In the growing effort to unravel the mysteries of long COVID, a new study found that one out of 10 people appear to suffer symptoms from the disease six months after an infection.
The research, based on data collected from nearly 10,000 adults, took a major step toward defining key symptoms of the lingering ailment — such as fatigue, brain fog, loss of taste and smell — a crucial step in helping patients and their doctors better understand the long-term effects of COVID.
“Sometimes I hear people say, ’Oh, everybody’s a little tired,’” Dr. Leora Horwitz of NYU Langone Health, one of the study authors, told the Associated Press. “No, there’s something different about people who have long COVID and that’s important to know.”
The National Institutes of Health-funded study, published this week in JAMA, also found: Women are slightly more likely to develop long COVID, the chance increases with additional infections, and more acute cases are more likely to cause long COVID.
The condition known as long COVID is technically referred to by the researchers as “postacute sequelae of SARS-CoV-2 infection” or PASC. The self-reported symptoms are numerous, but post-exertional malaise, fatigue, and brain fog, along with gastrointestinal issues and changes to hearing and taste and smell were among the most common.
Millions worldwide have had long COVID, with dozens of widely varying symptoms. Scientists still don’t know what causes it, why it only strikes some people, how to treat it -– or even how to best diagnose it. Better defining the condition is key for research to get those answers.

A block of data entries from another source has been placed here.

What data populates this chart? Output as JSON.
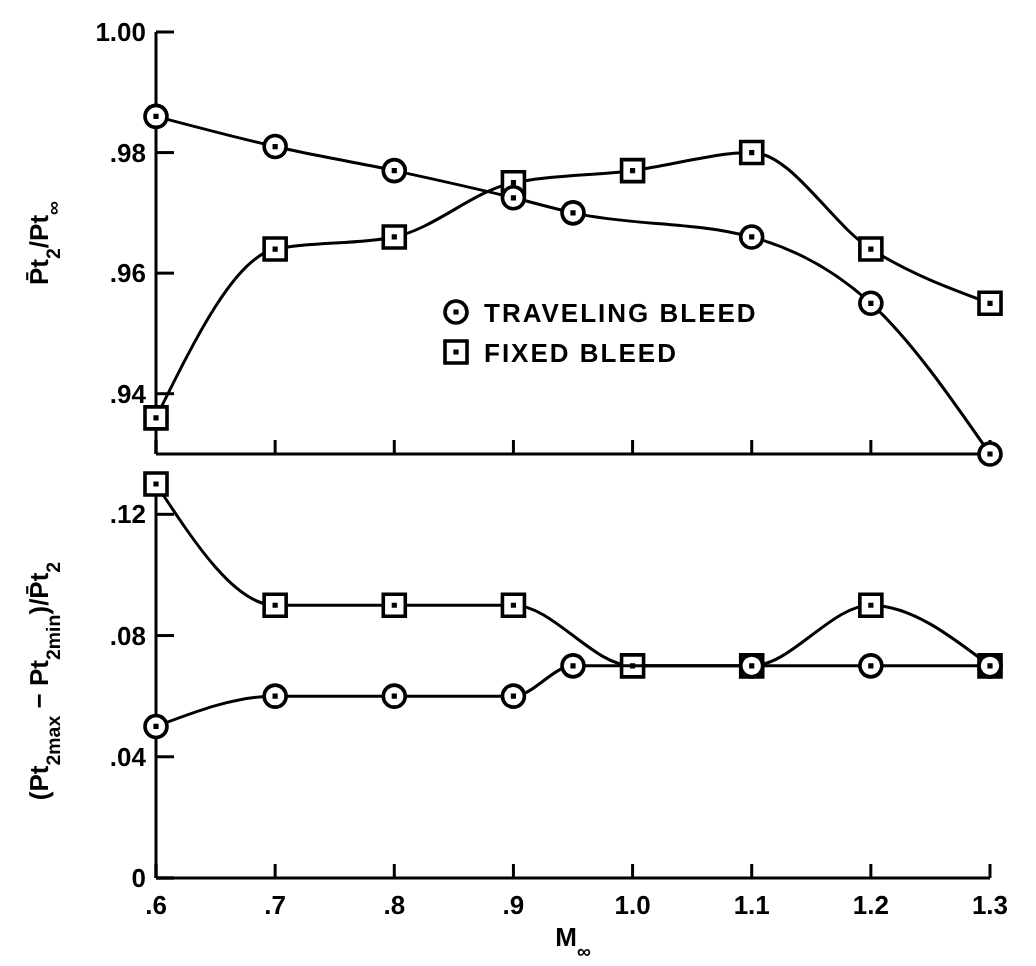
{
  "chart_data": [
    {
      "type": "line",
      "ylabel": "P̄t$_{2}$/Pt$_{∞}$",
      "xlim": [
        0.6,
        1.3
      ],
      "xticks": [
        {
          "value": 0.6,
          "label": null
        },
        {
          "value": 0.7,
          "label": null
        },
        {
          "value": 0.8,
          "label": null
        },
        {
          "value": 0.9,
          "label": null
        },
        {
          "value": 1.0,
          "label": null
        },
        {
          "value": 1.1,
          "label": null
        },
        {
          "value": 1.2,
          "label": null
        },
        {
          "value": 1.3,
          "label": null
        }
      ],
      "ylim": [
        0.93,
        1.0
      ],
      "yticks": [
        {
          "value": 0.94,
          "label": ".94"
        },
        {
          "value": 0.96,
          "label": ".96"
        },
        {
          "value": 0.98,
          "label": ".98"
        },
        {
          "value": 1.0,
          "label": "1.00"
        }
      ],
      "tick_labels": "y",
      "grid": false,
      "legend": "center",
      "series": [
        {
          "name": "TRAVELING BLEED",
          "color": "#000000",
          "marker": "circle",
          "x": [
            0.6,
            0.7,
            0.8,
            0.9,
            0.95,
            1.1,
            1.2,
            1.3
          ],
          "values": [
            0.986,
            0.981,
            0.977,
            0.9725,
            0.97,
            0.966,
            0.955,
            0.93
          ]
        },
        {
          "name": "FIXED BLEED",
          "color": "#000000",
          "marker": "square",
          "x": [
            0.6,
            0.7,
            0.8,
            0.9,
            1.0,
            1.1,
            1.2,
            1.3
          ],
          "values": [
            0.936,
            0.964,
            0.966,
            0.975,
            0.977,
            0.98,
            0.964,
            0.955
          ]
        }
      ]
    },
    {
      "type": "line",
      "ylabel": "(Pt$_{2max}$ − Pt$_{2min}$)/P̄t$_{2}$",
      "xlabel": "M$_{∞}$",
      "xlim": [
        0.6,
        1.3
      ],
      "xticks": [
        {
          "value": 0.6,
          "label": ".6"
        },
        {
          "value": 0.7,
          "label": ".7"
        },
        {
          "value": 0.8,
          "label": ".8"
        },
        {
          "value": 0.9,
          "label": ".9"
        },
        {
          "value": 1.0,
          "label": "1.0"
        },
        {
          "value": 1.1,
          "label": "1.1"
        },
        {
          "value": 1.2,
          "label": "1.2"
        },
        {
          "value": 1.3,
          "label": "1.3"
        }
      ],
      "ylim": [
        0,
        0.13
      ],
      "yticks": [
        0,
        {
          "value": 0.04,
          "label": ".04"
        },
        {
          "value": 0.08,
          "label": ".08"
        },
        {
          "value": 0.12,
          "label": ".12"
        }
      ],
      "grid": false,
      "legend": false,
      "series": [
        {
          "color": "#000000",
          "marker": "circle",
          "x": [
            0.6,
            0.7,
            0.8,
            0.9,
            0.95,
            1.1,
            1.2,
            1.3
          ],
          "values": [
            0.05,
            0.06,
            0.06,
            0.06,
            0.07,
            0.07,
            0.07,
            0.07
          ]
        },
        {
          "color": "#000000",
          "marker": "square",
          "x": [
            0.6,
            0.7,
            0.8,
            0.9,
            1.0,
            1.1,
            1.2,
            1.3
          ],
          "values": [
            0.13,
            0.09,
            0.09,
            0.09,
            0.07,
            0.07,
            0.09,
            0.07
          ]
        }
      ]
    }
  ]
}
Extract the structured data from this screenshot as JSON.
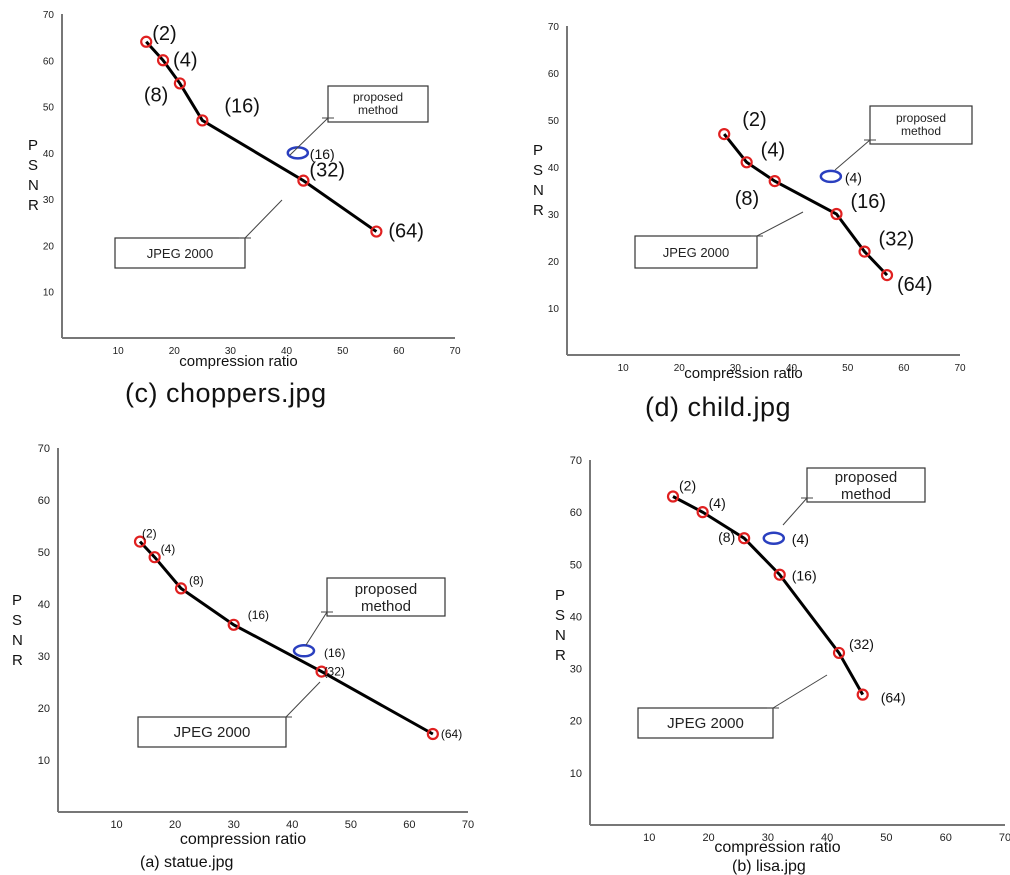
{
  "chart_data": [
    {
      "id": "c",
      "type": "line",
      "caption": "(c) choppers.jpg",
      "xlabel": "compression ratio",
      "ylabel": "PSNR",
      "xticks": [
        10,
        20,
        30,
        40,
        50,
        60,
        70
      ],
      "yticks": [
        10,
        20,
        30,
        40,
        50,
        60,
        70
      ],
      "xlim": [
        0,
        70
      ],
      "ylim": [
        0,
        70
      ],
      "series": [
        {
          "name": "JPEG 2000",
          "x": [
            15,
            18,
            21,
            25,
            43,
            56
          ],
          "y": [
            64,
            60,
            55,
            47,
            34,
            23
          ],
          "labels": [
            "(2)",
            "(4)",
            "(8)",
            "(16)",
            "(32)",
            "(64)"
          ]
        },
        {
          "name": "proposed method",
          "x": [
            42
          ],
          "y": [
            40
          ],
          "labels": [
            "(16)"
          ]
        }
      ]
    },
    {
      "id": "d",
      "type": "line",
      "caption": "(d) child.jpg",
      "xlabel": "compression ratio",
      "ylabel": "PSNR",
      "xticks": [
        10,
        20,
        30,
        40,
        50,
        60,
        70
      ],
      "yticks": [
        10,
        20,
        30,
        40,
        50,
        60,
        70
      ],
      "xlim": [
        0,
        70
      ],
      "ylim": [
        0,
        70
      ],
      "series": [
        {
          "name": "JPEG 2000",
          "x": [
            28,
            32,
            37,
            48,
            53,
            57
          ],
          "y": [
            47,
            41,
            37,
            30,
            22,
            17
          ],
          "labels": [
            "(2)",
            "(4)",
            "(8)",
            "(16)",
            "(32)",
            "(64)"
          ]
        },
        {
          "name": "proposed method",
          "x": [
            47
          ],
          "y": [
            38
          ],
          "labels": [
            "(4)"
          ]
        }
      ]
    },
    {
      "id": "a",
      "type": "line",
      "caption": "(a) statue.jpg",
      "xlabel": "compression ratio",
      "ylabel": "PSNR",
      "xticks": [
        10,
        20,
        30,
        40,
        50,
        60,
        70
      ],
      "yticks": [
        10,
        20,
        30,
        40,
        50,
        60,
        70
      ],
      "xlim": [
        0,
        70
      ],
      "ylim": [
        0,
        70
      ],
      "series": [
        {
          "name": "JPEG 2000",
          "x": [
            14,
            16.5,
            21,
            30,
            45,
            64
          ],
          "y": [
            52,
            49,
            43,
            36,
            27,
            15
          ],
          "labels": [
            "(2)",
            "(4)",
            "(8)",
            "(16)",
            "(32)",
            "(64)"
          ]
        },
        {
          "name": "proposed method",
          "x": [
            42
          ],
          "y": [
            31
          ],
          "labels": [
            "(16)"
          ]
        }
      ]
    },
    {
      "id": "b",
      "type": "line",
      "caption": "(b) lisa.jpg",
      "xlabel": "compression ratio",
      "ylabel": "PSNR",
      "xticks": [
        10,
        20,
        30,
        40,
        50,
        60,
        70
      ],
      "yticks": [
        10,
        20,
        30,
        40,
        50,
        60,
        70
      ],
      "xlim": [
        0,
        70
      ],
      "ylim": [
        0,
        70
      ],
      "series": [
        {
          "name": "JPEG 2000",
          "x": [
            14,
            19,
            26,
            32,
            42,
            46
          ],
          "y": [
            63,
            60,
            55,
            48,
            33,
            25
          ],
          "labels": [
            "(2)",
            "(4)",
            "(8)",
            "(16)",
            "(32)",
            "(64)"
          ]
        },
        {
          "name": "proposed method",
          "x": [
            31
          ],
          "y": [
            55
          ],
          "labels": [
            "(4)"
          ]
        }
      ]
    }
  ],
  "colors": {
    "jpeg_marker": "#e02020",
    "proposed_marker": "#2a3fbf",
    "curve": "#000000",
    "axis": "#777777"
  }
}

The “important” paper “is probably the best descriptive study of long COVID that we have,” said Dr. John Swartzberg, clinical professor emeritus of infectious diseases and vaccinology at UC Berkeley’s School of Public Health. He said that though not earth-shattering, careful detailed descriptions of symptoms are the foundation of medical advancement.
“In the history of medicine, the way we learn things at first is all descriptive,” Swartzberg said, with a nod to Hippocrates.
The symptoms associated with long COVID range from debilitating to mild, and official definitions and diagnoses are still being developed, but other reports suggest millions of people in the country have experienced new or lingering symptoms more than 30 days, and for some years, after a COVID infection.
The Researching COVID to Enhance Recovery (RECOVER) Initiative recruited nearly 10,000 adults for the study, along with over 8,000 children in a separate cohort.
By some previous estimates, roughly 1 in 3 COVID-19 patients have experienced long COVID. That’s similar to NIH study participants who reported getting sick before the omicron variant began spreading in the U.S. in December 2021. That’s also when the study opened, and researchers noted that people who already had long COVID symptoms might have been more likely to enroll.
The new study zeroed in on a dozen symptoms that may help define long COVID: fatigue; brain fog; dizziness; gastrointestinal symptoms; heart palpitations; sexual problems; loss of smell or taste; thirst; chronic cough; chest pain; worsening symptoms after activity and abnormal movements.
The researchers assigned scores to the symptoms, seeking to establish a threshold that eventually could help ensure similar patients are enrolled in studies of possible long COVID treatments, as part of the NIH study or elsewhere, for apples-to-apples comparison.
Horwitz stressed that doctors shouldn’t use that list to diagnose someone with long COVID — it’s a potential research tool only. Patients may have one of those symptoms, or many -– or other symptoms not on the list — and still be suffering long-term consequences of the coronavirus.
Everyone’s doing studies of long COVID yet “we don’t even know what that means,” Horwitz said.